Mikie Sherrill is roughly 100 days into her governorship, and New Jersey hasn’t fully made up its mind about her yet. That’s the headline finding from the latest Rutgers-Eagleton Poll, which shows the governor with a 44% favorable rating against 29% unfavorable. About a quarter of residents still have no opinion, and 3% say they don’t know who she is.
Not bad. Not great.
Her approval numbers track closely with favorability: 45% approve of the job she’s doing, 29% disapprove, and 26% are still on the fence. Ashley Koning, assistant research professor and director of the Eagleton Center for Public Interest Polling at Rutgers University-New Brunswick, noted that the numbers are consistent with where previous governors stood at the same point in their terms.
“Barely three months have passed since Gov. Sherrill has taken office, and while we see her continue to garner more positive reactions than negative ones, many of her constituents are still forming an opinion,” Koning said.
The poll asked residents to grade Sherrill on a standard A-through-F scale. Thirteen percent gave her an A, 30% a B, 19% a C, 11% a D, and 14% an F. Fourteen percent weren’t sure. Among those who’ve formed a view, roughly 6 in 10 hold a favorable impression, which Koning described as “solid baseline numbers.”
The trouble spots are obvious and they’re the same issues that have dominated kitchen-table conversations across Central Jersey and the Shore for years: taxes and the cost of living. On affordability, 30% gave Sherrill an F. On taxes, 28% did. Those are the two categories where her grades sink the furthest, and they’re also the two issues New Jerseyans consistently rank as most important. Only 5% gave her an A on cost of living, 6% on taxes. For anyone who’s watched property tax bills climb while commuting on a NJ Transit line that’s perpetually late, those numbers won’t be surprising.
She fares better on education, public safety, and transportation, where grades trend toward the middle and fewer residents hand out F’s. Still, “average across the board” isn’t exactly a mandate.
The Rutgers poll tells a more cautious story than a separate Fairleigh Dickinson University poll released earlier this month, which put Sherrill’s approval at 58%. Methodological differences between polls can produce real gaps, and the Rutgers-Eagleton survey is widely considered the state’s most rigorous ongoing measure of public opinion.
One thing worth keeping in mind: the Rutgers poll was conducted in late March, before Sherrill signed legislation on April 8. Whatever bounce or backlash came from that signing won’t show up here. The next round of numbers may look different.
Koning put the longer view plainly: “No governor can move the needle on the issues that matter most to New Jerseyans in just 100 days, especially against the backdrop of a hyper partisan political climate and kitchen-table concerns like cost of living that have been building for years and will not yield overnight.”

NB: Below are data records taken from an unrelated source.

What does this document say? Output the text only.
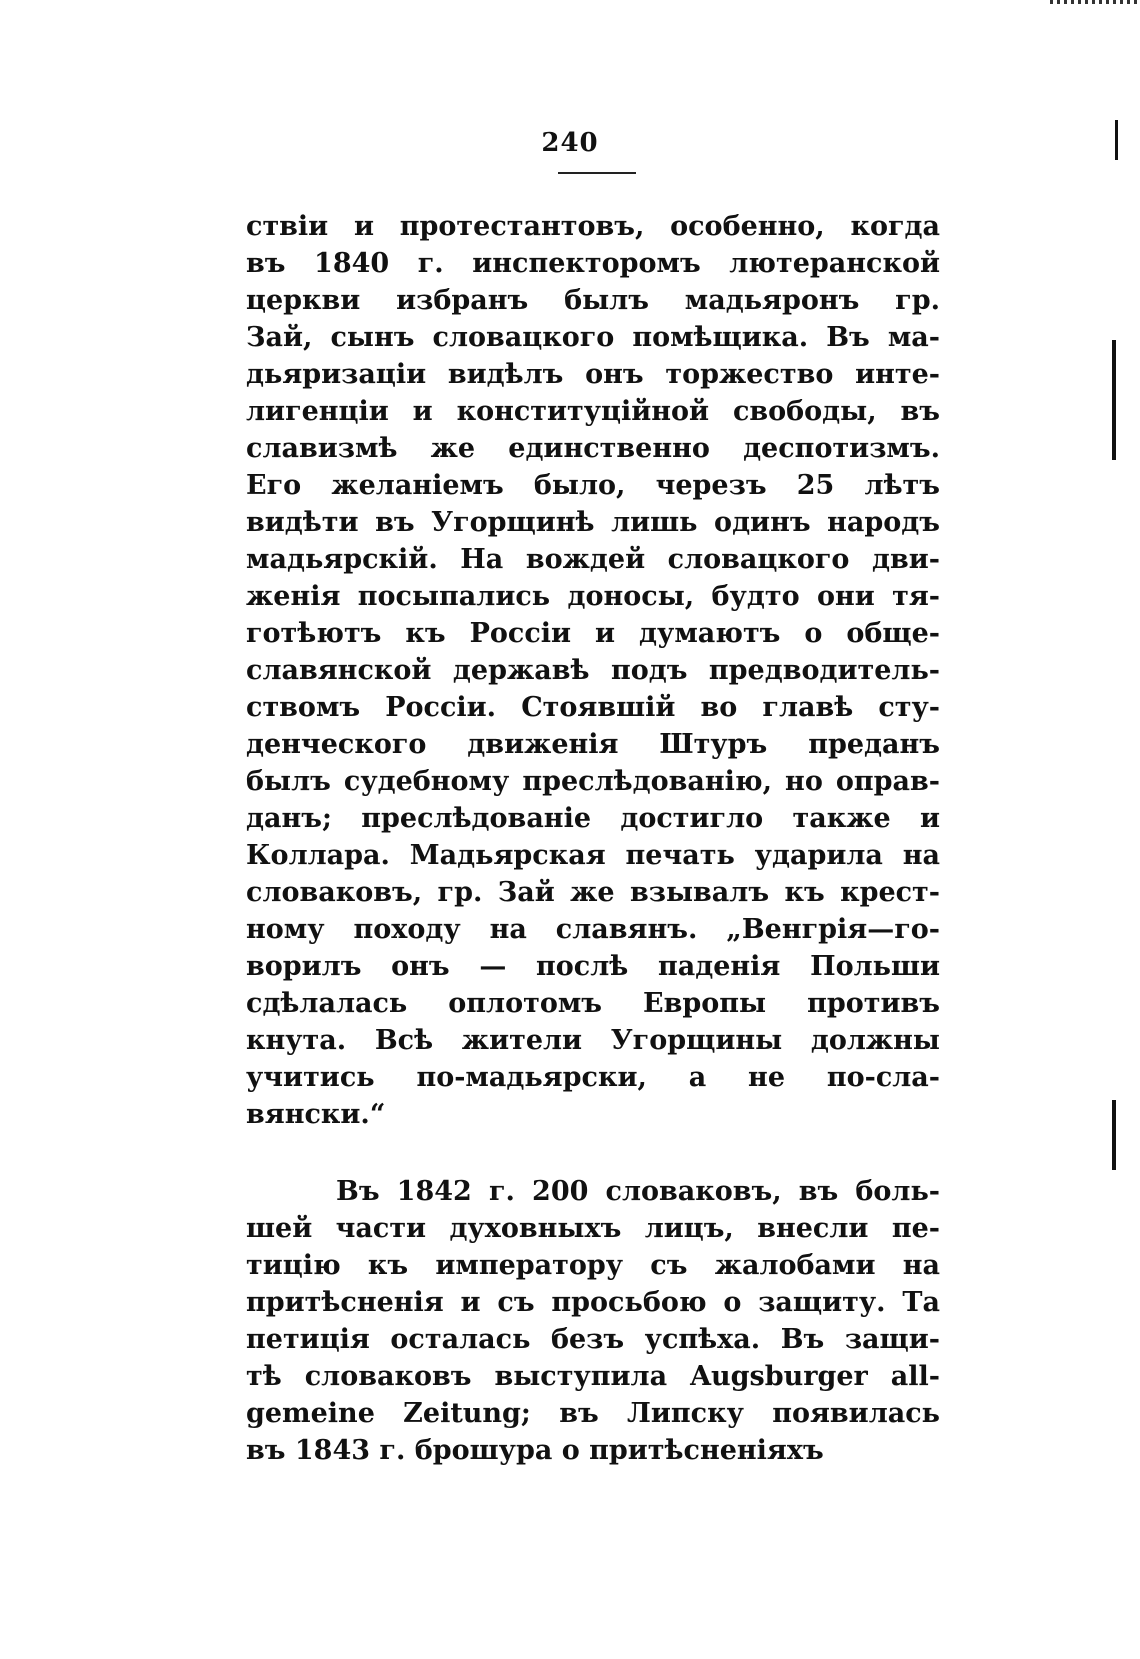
240
ствіи и протестантовъ, особенно, когда
въ 1840 г. инспекторомъ лютеранской
церкви избранъ былъ мадьяронъ гр.
Зай, сынъ словацкого помѣщика. Въ ма-
дьяризаціи видѣлъ онъ торжество инте-
лигенціи и конституційной свободы, въ
славизмѣ же единственно деспотизмъ.
Его желаніемъ было, черезъ 25 лѣтъ
видѣти въ Угорщинѣ лишь одинъ народъ
мадьярскій. На вождей словацкого дви-
женія посыпались доносы, будто они тя-
готѣютъ къ Россіи и думаютъ о обще-
славянской державѣ подъ предводитель-
ствомъ Россіи. Стоявшій во главѣ сту-
денческого движенія Штуръ преданъ
былъ судебному преслѣдованію, но оправ-
данъ; преслѣдованіе достигло также и
Коллара. Мадьярская печать ударила на
словаковъ, гр. Зай же взывалъ къ крест-
ному походу на славянъ. „Венгрія—го-
ворилъ онъ — послѣ паденія Польши
сдѣлалась оплотомъ Европы противъ
кнута. Всѣ жители Угорщины должны
учитись по-мадьярски, а не по-сла-
вянски.“
Въ 1842 г. 200 словаковъ, въ боль-
шей части духовныхъ лицъ, внесли пе-
тицію къ императору съ жалобами на
притѣсненія и съ просьбою о защиту. Та
петиція осталась безъ успѣха. Въ защи-
тѣ словаковъ выступила Augsburger all-
gemeine Zeitung; въ Липску появилась
въ 1843 г. брошура о притѣсненіяхъ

That’s true. But Sherrill came into office with expectations built on a congressional career and a campaign that leaned hard into competence and affordability. Voters in Woodbridge, Edison, and Freehold didn’t send her to Trenton to get average marks on the two issues they care about most. The political grace period is real, but it’s also finite.

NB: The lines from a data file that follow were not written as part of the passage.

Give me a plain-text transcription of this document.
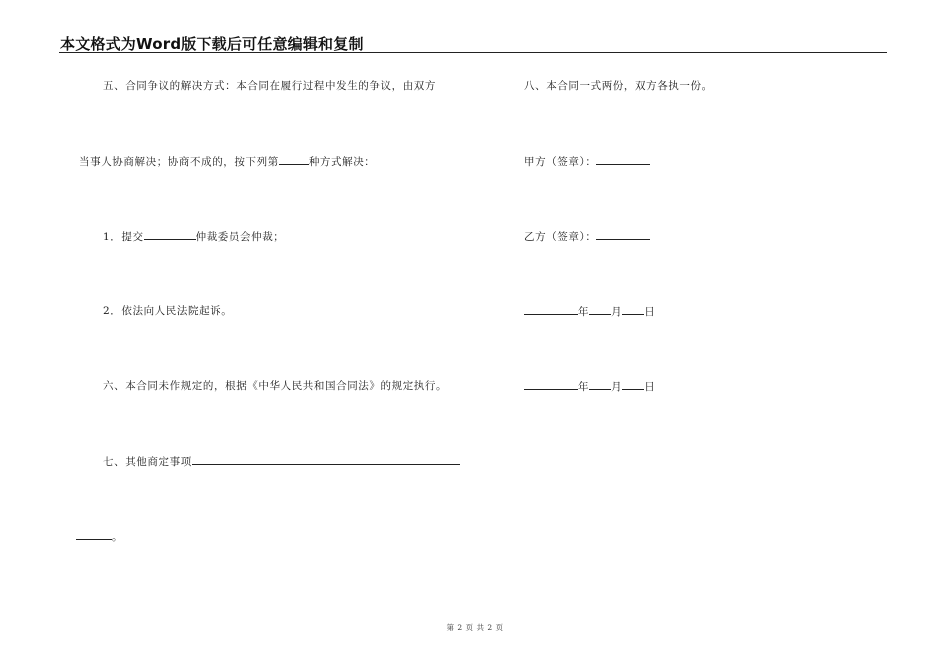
本文格式为Word版下载后可任意编辑和复制
五、合同争议的解决方式：本合同在履行过程中发生的争议，由双方
当事人协商解决；协商不成的，按下列第	种方式解决：
1．提交	仲裁委员会仲裁；
2．依法向人民法院起诉。
六、本合同未作规定的，根据《中华人民共和国合同法》的规定执行。
七、其他商定事项
。
八、本合同一式两份，双方各执一份。
甲方（签章）：
乙方（签章）：
年 月 日
年 月 日
第 2 页 共 2 页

ROI-NJ first reported the Rutgers-Eagleton findings alongside the broader context of how her numbers compare to recent predecessors.
The governor’s office has time. Spring budget negotiations in Trenton will do more to define her first year than any poll taken before summer. How she handles property tax relief, school funding, and whatever transit crisis NJ Transit manufactures next will matter far more than a March survey.
For now, she’s where most governors are at day 100. The question is where she’ll be at day 365.